Коридор уперся в большую черного дерева дверь с тяжелыми, декоративными панелями восемнадцатого века. Дверь казалась здесь неуместной, как дворцовая мебель из Бленхейма или Чатсуорта в операционной. От нее веяло таинственностью и богатством, и казалось, что она говорила: «Да, это здесь, внутри». В старинных университетах за такими дверьми обычно ожидает ректорский дворецкий в белых перчатках и с серебряным подносом для визитных карточек.
Бонио потянул за полированную медную ручку вроде тех, что порождают в далеких кухнях звон, – звон колокольца, висящего на подобии металлической мутовки или часовой пружины, соединенном с ручкой натянутой проволокой.
Медленно поворотясь, дверь сама собой отворилась.
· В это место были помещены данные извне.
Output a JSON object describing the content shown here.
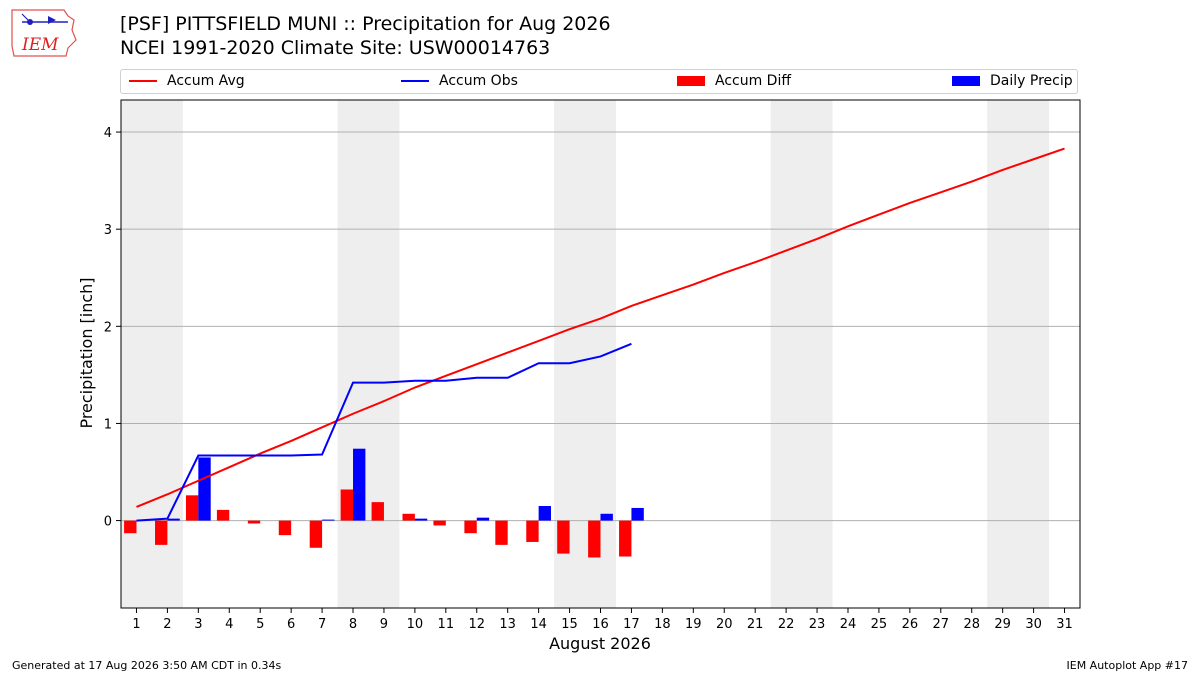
{
  "header": {
    "title_line1": "[PSF] PITTSFIELD MUNI :: Precipitation for Aug 2026",
    "title_line2": "NCEI 1991-2020 Climate Site: USW00014763"
  },
  "logo": {
    "text": "IEM",
    "color": "#ff0000"
  },
  "legend": {
    "placement": "top",
    "items": [
      {
        "label": "Accum Avg",
        "kind": "line",
        "color": "#ff0000"
      },
      {
        "label": "Accum Obs",
        "kind": "line",
        "color": "#0000ff"
      },
      {
        "label": "Accum Diff",
        "kind": "bar",
        "color": "#ff0000"
      },
      {
        "label": "Daily Precip",
        "kind": "bar",
        "color": "#0000ff"
      }
    ]
  },
  "footer": {
    "left": "Generated at 17 Aug 2026 3:50 AM CDT in 0.34s",
    "right": "IEM Autoplot App #17"
  },
  "chart_data": {
    "type": "line",
    "xlabel": "August 2026",
    "ylabel": "Precipitation [inch]",
    "xlim": [
      0.5,
      31.5
    ],
    "ylim": [
      -0.9,
      4.33
    ],
    "x_ticks": [
      1,
      2,
      3,
      4,
      5,
      6,
      7,
      8,
      9,
      10,
      11,
      12,
      13,
      14,
      15,
      16,
      17,
      18,
      19,
      20,
      21,
      22,
      23,
      24,
      25,
      26,
      27,
      28,
      29,
      30,
      31
    ],
    "y_ticks": [
      0,
      1,
      2,
      3,
      4
    ],
    "grid": "horizontal",
    "weekend_shading": [
      [
        0.5,
        2.5
      ],
      [
        7.5,
        9.5
      ],
      [
        14.5,
        16.5
      ],
      [
        21.5,
        23.5
      ],
      [
        28.5,
        30.5
      ]
    ],
    "weekend_color": "#eeeeee",
    "series": [
      {
        "name": "Accum Avg",
        "kind": "line",
        "color": "#ff0000",
        "x": [
          1,
          2,
          3,
          4,
          5,
          6,
          7,
          8,
          9,
          10,
          11,
          12,
          13,
          14,
          15,
          16,
          17,
          18,
          19,
          20,
          21,
          22,
          23,
          24,
          25,
          26,
          27,
          28,
          29,
          30,
          31
        ],
        "values": [
          0.14,
          0.27,
          0.41,
          0.55,
          0.69,
          0.82,
          0.96,
          1.1,
          1.23,
          1.37,
          1.49,
          1.61,
          1.73,
          1.85,
          1.97,
          2.08,
          2.21,
          2.32,
          2.43,
          2.55,
          2.66,
          2.78,
          2.9,
          3.03,
          3.15,
          3.27,
          3.38,
          3.49,
          3.61,
          3.72,
          3.83
        ]
      },
      {
        "name": "Accum Obs",
        "kind": "line",
        "color": "#0000ff",
        "x": [
          1,
          2,
          3,
          4,
          5,
          6,
          7,
          8,
          9,
          10,
          11,
          12,
          13,
          14,
          15,
          16,
          17
        ],
        "values": [
          0.0,
          0.02,
          0.67,
          0.67,
          0.67,
          0.67,
          0.68,
          1.42,
          1.42,
          1.44,
          1.44,
          1.47,
          1.47,
          1.62,
          1.62,
          1.69,
          1.82
        ]
      },
      {
        "name": "Accum Diff",
        "kind": "bar",
        "color": "#ff0000",
        "offset": -0.2,
        "x": [
          1,
          2,
          3,
          4,
          5,
          6,
          7,
          8,
          9,
          10,
          11,
          12,
          13,
          14,
          15,
          16,
          17
        ],
        "values": [
          -0.13,
          -0.25,
          0.26,
          0.11,
          -0.03,
          -0.15,
          -0.28,
          0.32,
          0.19,
          0.07,
          -0.05,
          -0.13,
          -0.25,
          -0.22,
          -0.34,
          -0.38,
          -0.37
        ]
      },
      {
        "name": "Daily Precip",
        "kind": "bar",
        "color": "#0000ff",
        "offset": 0.2,
        "x": [
          1,
          2,
          3,
          4,
          5,
          6,
          7,
          8,
          9,
          10,
          11,
          12,
          13,
          14,
          15,
          16,
          17
        ],
        "values": [
          0.0,
          0.02,
          0.65,
          0.0,
          0.0,
          0.0,
          0.01,
          0.74,
          0.0,
          0.02,
          0.0,
          0.03,
          0.0,
          0.15,
          0.0,
          0.07,
          0.13
        ]
      }
    ]
  }
}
Бонио знаком показал им – входите. Сам он остался снаружи. Лицо его походило цветом на сыр.
Старомодную прихожую украшали оленьи рога – с двенадцатью ответвлениями, – и стойка для зонтов, изготовленная из слоновьей ноги в медной оплетке. В стойке торчал альпеншток. Еще была здесь картина работы Ландсира, изображающая умницу-ньюфаундленда, придерживающего лапой котенка, на пластинке под ней значилось: «Верные друзья». Имелась в прихожей и красного дерева стоячая вешалка для шляп, с гнутых рожек которой свисала драповая охотничья шляпа и просторное клетчатое пальто. А под оленьими рогами, действительно, стоял на резном сундуке серебряный подносец с кипой бурых визитных карточек, приобретших от времени табачный оттенок. На самой верхней значилось: «Мистер и миссис Чарльз Дарвин».
Никакие двери никуда из прихожей не вели.
Близнецы поднялись по лесенке, покрытой истертым аксминстерским ковром, и обнаружили еще одну дверь, с написанным на ней красками камышом. К камышинам были прилеплены переводные картинки, изображающие зимородков.
И вторая дверь отворилась, пропуская детей.
Комната, в которой они очутились, освещалась керосиновыми лампами в розового шелка абажурах с оборками и бантами. На обоях сложный узор белых лилий оплетал тропических птиц, цепляющихся за покрытые вьющимися цветами садовые решетки. По стенам висели японские веера и несколько картин в тяжелых позолоченных рамах. Картины изображали повернувшихся в профиль дам с медными волосами и длинными, полными шеями, все больше нюхавших розы или целовавших рыцарей в доспехах. Попадались между ними и акварели с видами Церматта, у этих рамки были потоньше, а в рамке из мореного дуба помещалась сепиевая фотография Колизея. В одном углу комнаты стояла сильно напоминающая дренажную трубу ваза из папье-маше, полная павлиньих перьев, в другом – такая же, но с пампасной травой.